I'm looking for options for storing data to disk in a efficient way. I need some sort of object or key value storage that doesn't eat a lot of resources and minimizes writes. I don't need it to be human readable so it can be binary.
Are there any C libraries that handle this? If not, is there any other software for OpenWRT that I could look at? I'm trying to avoid json as it isn't very efficient and I would rather not have to deal with trying to make a database from scratch.
It might be useful to know what type of data you’re asking about - is it just a list of key/value pairs, or is it a more complex dataset? Do you need to simply store it for later, or will it be actively read and manipulated? What is the source of the data? And where will it be stored? (What type of device are you using, is this storage internal storage, external like a usb stick, or remote such as over the network?)
1 Like
I'm looking for a persistent version of blobmsg. I know that I could use json but json adds a lot of overhead that I don't think is necessary.
Data wise I'm looking to store some objects that aren't more than a few kb at worst.
I know this doesn't answer your questions and my knowledge is mostly from reading about the topic, but I'll add to the points that @psherman provided.
Modern storage devices, filesystems, kernel buffers etc can abstract your application data writes so that granular control of writes at the application layer may not be directly reflected on the storage device hardware.
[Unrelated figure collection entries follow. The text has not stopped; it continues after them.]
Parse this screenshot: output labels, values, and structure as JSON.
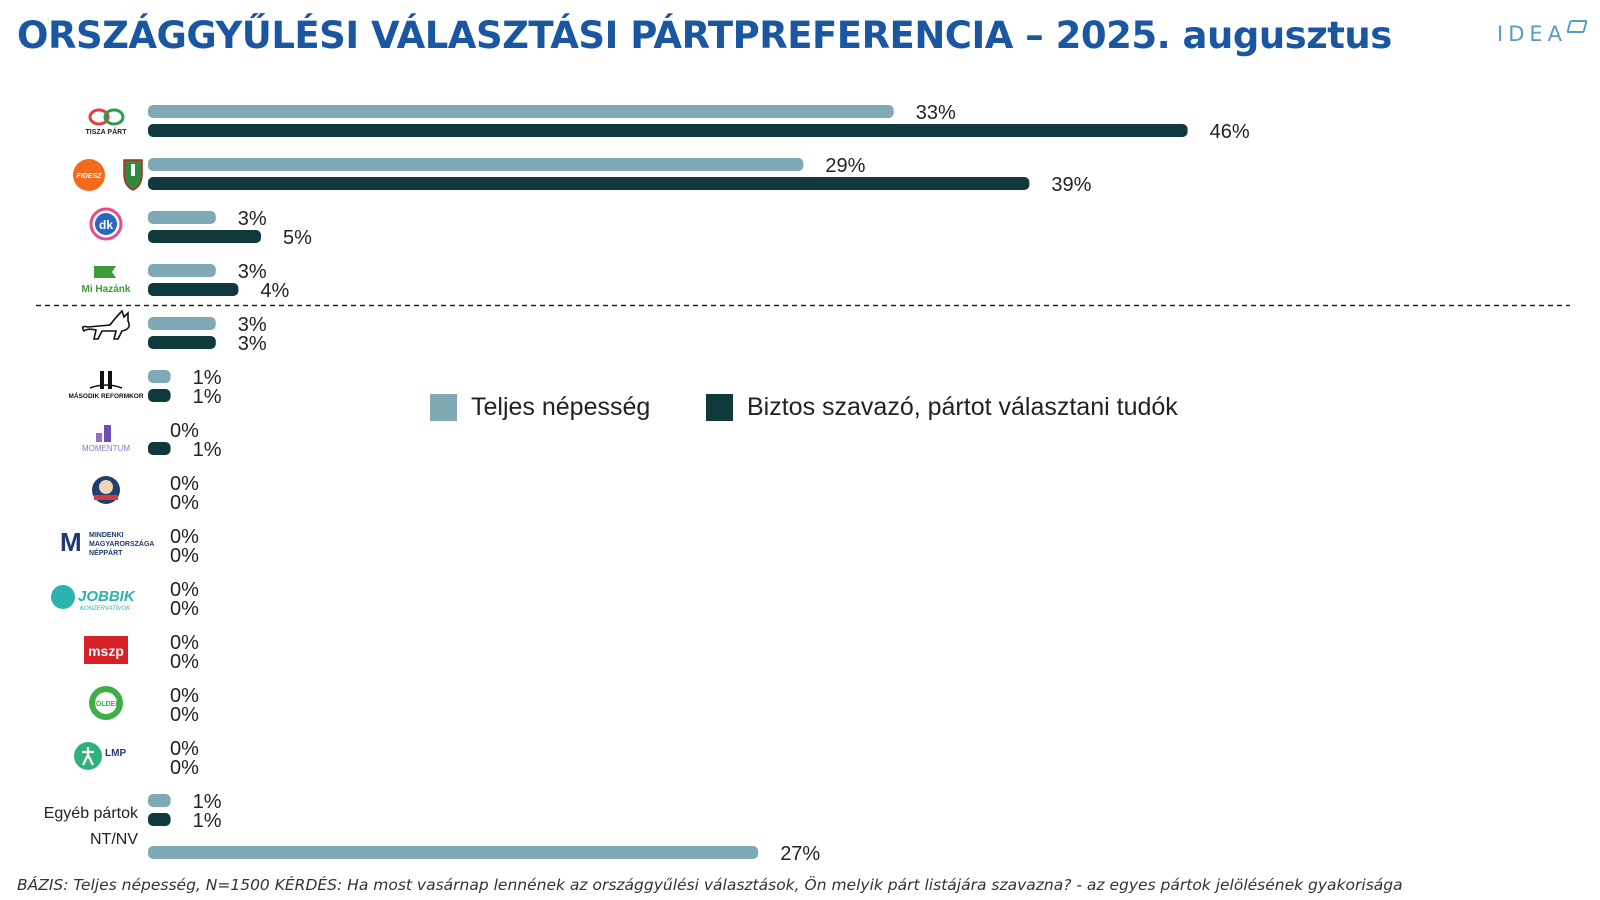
{
  "header": {
    "title": "ORSZÁGGYŰLÉSI VÁLASZTÁSI PÁRTPREFERENCIA – 2025. augusztus",
    "brand": "IDEA"
  },
  "footnote": "BÁZIS: Teljes népesség, N=1500  KÉRDÉS:  Ha most vasárnap lennének az országgyűlési választások, Ön melyik párt listájára szavazna? - az egyes pártok jelölésének gyakorisága",
  "colors": {
    "teljes": "#7fa9b5",
    "biztos": "#10393e",
    "title": "#1b57a0"
  },
  "chart_data": {
    "type": "bar",
    "orientation": "horizontal",
    "categories": [
      {
        "logo": "tisza-logo",
        "text": "TISZA PÁRT"
      },
      {
        "logo": "fidesz-kdnp-logo",
        "text": "FIDESZ"
      },
      {
        "logo": "dk-logo",
        "text": "dk"
      },
      {
        "logo": "mi-hazank-logo",
        "text": "Mi Hazánk"
      },
      {
        "logo": "mkkp-cat-logo",
        "text": ""
      },
      {
        "logo": "masodik-reformkor-logo",
        "text": "MÁSODIK REFORMKOR"
      },
      {
        "logo": "momentum-logo",
        "text": "MOMENTUM"
      },
      {
        "logo": "party-face-logo",
        "text": ""
      },
      {
        "logo": "mmn-logo",
        "text": "MINDENKI MAGYARORSZÁGA NÉPPÁRT"
      },
      {
        "logo": "jobbik-logo",
        "text": "JOBBIK"
      },
      {
        "logo": "mszp-logo",
        "text": "mszp"
      },
      {
        "logo": "zoldek-logo",
        "text": "ZÖLDEK"
      },
      {
        "logo": "lmp-logo",
        "text": "LMP"
      },
      {
        "logo": "",
        "text": "Egyéb pártok"
      },
      {
        "logo": "",
        "text": "NT/NV"
      }
    ],
    "series": [
      {
        "name": "Teljes népesség",
        "color": "#7fa9b5",
        "values": [
          33,
          29,
          3,
          3,
          3,
          1,
          0,
          0,
          0,
          0,
          0,
          0,
          0,
          1,
          27
        ],
        "labels": [
          "33%",
          "29%",
          "3%",
          "3%",
          "3%",
          "1%",
          "0%",
          "0%",
          "0%",
          "0%",
          "0%",
          "0%",
          "0%",
          "1%",
          "27%"
        ]
      },
      {
        "name": "Biztos szavazó, pártot választani tudók",
        "color": "#10393e",
        "values": [
          46,
          39,
          5,
          4,
          3,
          1,
          1,
          0,
          0,
          0,
          0,
          0,
          0,
          1,
          null
        ],
        "labels": [
          "46%",
          "39%",
          "5%",
          "4%",
          "3%",
          "1%",
          "1%",
          "0%",
          "0%",
          "0%",
          "0%",
          "0%",
          "0%",
          "1%",
          ""
        ]
      }
    ],
    "xlim": [
      0,
      50
    ],
    "separator_after_index": 3,
    "legend_position": "center-right",
    "grid": false
  }
}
I'm referring to things like flash wear leveling, write-block-size, buffers holding small updates to write a larger unit etc. Some filesystems provide data compression so you don't have to be concerned at the application level. For smaller key:value sequences it could be better to put the data in the file name and store data in the filesystem directory and not allocate storage blocks to files at all. There are lots of options and knowing all your requirements and system specifications matter.
It may only be practical to try optimizing for a specific target, such as an all-in-one router with raw flash vs an x86 system with an ssd.
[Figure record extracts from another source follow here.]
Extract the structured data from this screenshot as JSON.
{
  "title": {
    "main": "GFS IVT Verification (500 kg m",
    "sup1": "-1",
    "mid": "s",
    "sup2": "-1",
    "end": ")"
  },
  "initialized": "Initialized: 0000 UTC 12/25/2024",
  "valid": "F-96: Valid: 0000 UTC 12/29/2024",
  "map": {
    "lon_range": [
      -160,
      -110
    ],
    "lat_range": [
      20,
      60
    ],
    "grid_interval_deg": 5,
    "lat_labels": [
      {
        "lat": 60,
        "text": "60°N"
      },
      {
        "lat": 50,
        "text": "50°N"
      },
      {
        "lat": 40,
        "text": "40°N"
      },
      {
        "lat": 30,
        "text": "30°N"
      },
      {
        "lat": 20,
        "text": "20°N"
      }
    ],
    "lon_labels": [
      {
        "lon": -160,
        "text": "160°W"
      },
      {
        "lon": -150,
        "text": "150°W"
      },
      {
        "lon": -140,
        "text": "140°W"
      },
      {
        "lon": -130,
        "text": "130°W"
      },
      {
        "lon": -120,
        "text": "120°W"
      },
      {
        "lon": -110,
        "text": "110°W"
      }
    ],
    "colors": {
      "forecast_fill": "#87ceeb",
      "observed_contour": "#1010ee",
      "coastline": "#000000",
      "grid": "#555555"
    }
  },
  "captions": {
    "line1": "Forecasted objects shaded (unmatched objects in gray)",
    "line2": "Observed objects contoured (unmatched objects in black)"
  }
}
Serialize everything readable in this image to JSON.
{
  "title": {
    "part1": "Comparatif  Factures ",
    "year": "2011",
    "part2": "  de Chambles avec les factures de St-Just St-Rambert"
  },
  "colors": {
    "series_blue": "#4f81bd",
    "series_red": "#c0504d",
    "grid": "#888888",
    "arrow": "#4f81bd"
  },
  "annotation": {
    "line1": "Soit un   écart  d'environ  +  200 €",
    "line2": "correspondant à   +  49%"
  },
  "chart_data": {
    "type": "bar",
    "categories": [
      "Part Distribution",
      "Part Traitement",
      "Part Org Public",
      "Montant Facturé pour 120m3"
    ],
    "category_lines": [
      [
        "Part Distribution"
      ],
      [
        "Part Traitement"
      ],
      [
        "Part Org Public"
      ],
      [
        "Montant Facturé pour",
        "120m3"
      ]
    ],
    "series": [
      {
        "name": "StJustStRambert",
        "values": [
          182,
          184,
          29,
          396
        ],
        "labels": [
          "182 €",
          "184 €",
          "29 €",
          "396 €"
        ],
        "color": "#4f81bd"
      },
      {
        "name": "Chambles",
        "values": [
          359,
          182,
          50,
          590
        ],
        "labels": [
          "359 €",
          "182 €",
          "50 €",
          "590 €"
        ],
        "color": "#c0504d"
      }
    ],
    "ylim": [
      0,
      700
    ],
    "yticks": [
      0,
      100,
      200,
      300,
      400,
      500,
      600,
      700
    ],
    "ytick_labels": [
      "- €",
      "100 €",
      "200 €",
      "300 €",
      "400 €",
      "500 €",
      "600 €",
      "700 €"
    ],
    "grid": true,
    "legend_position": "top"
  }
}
Honestly I really like the way dnsmasq stores data. I think I'll probably just do tab separated columns since that seems to be simple and lightweight to implement. From a write perspective I'll just make my application only write changes on a timer instead of when a change happens. I'm also doing data validation in the application so any corrupt data will just be thrown out.
Thanks for the response
1 Like
How frequent are your writes?
The writes are spawned by a user so anything between infrequent to a bunch of changes all at once. I'm looking to solve the problem of frequent writes by caching changes and the only writing when either the writes slow down or a time elapses such as every 10 min.
Do you know how much f2fs caches writes? It might be fine if I write tens of bytes at a time since kernel caching may be enough to prevent continuous changes. My big concern is that small writes in the middle of the file trigger the entire file to be rewritten to disk.
There is still a lot of critical information missing:
- What is the device that is running OpenWrt? This matters because of the storage options and the longevity of said storage.
- The amount of space you anticipate using is also critical...
This doesn't tell us everything, as we don't know if it's a total of a few kb (total data storage), or if this is a few kb per write/transaction appending that to one or more data files that will grow in size over time.
This could easily burn out flash storage in an embedded device. It may also kill USB or SD card storage, but those are easily replaceable (unlike the flash inside an all-in-one router). OTOH, if you're writing to a spinning-rust drive or a real SSD, that becomes much less of a concern.
I think ultimately I need to just do some testing. No theoretical model can really show how things work in practice.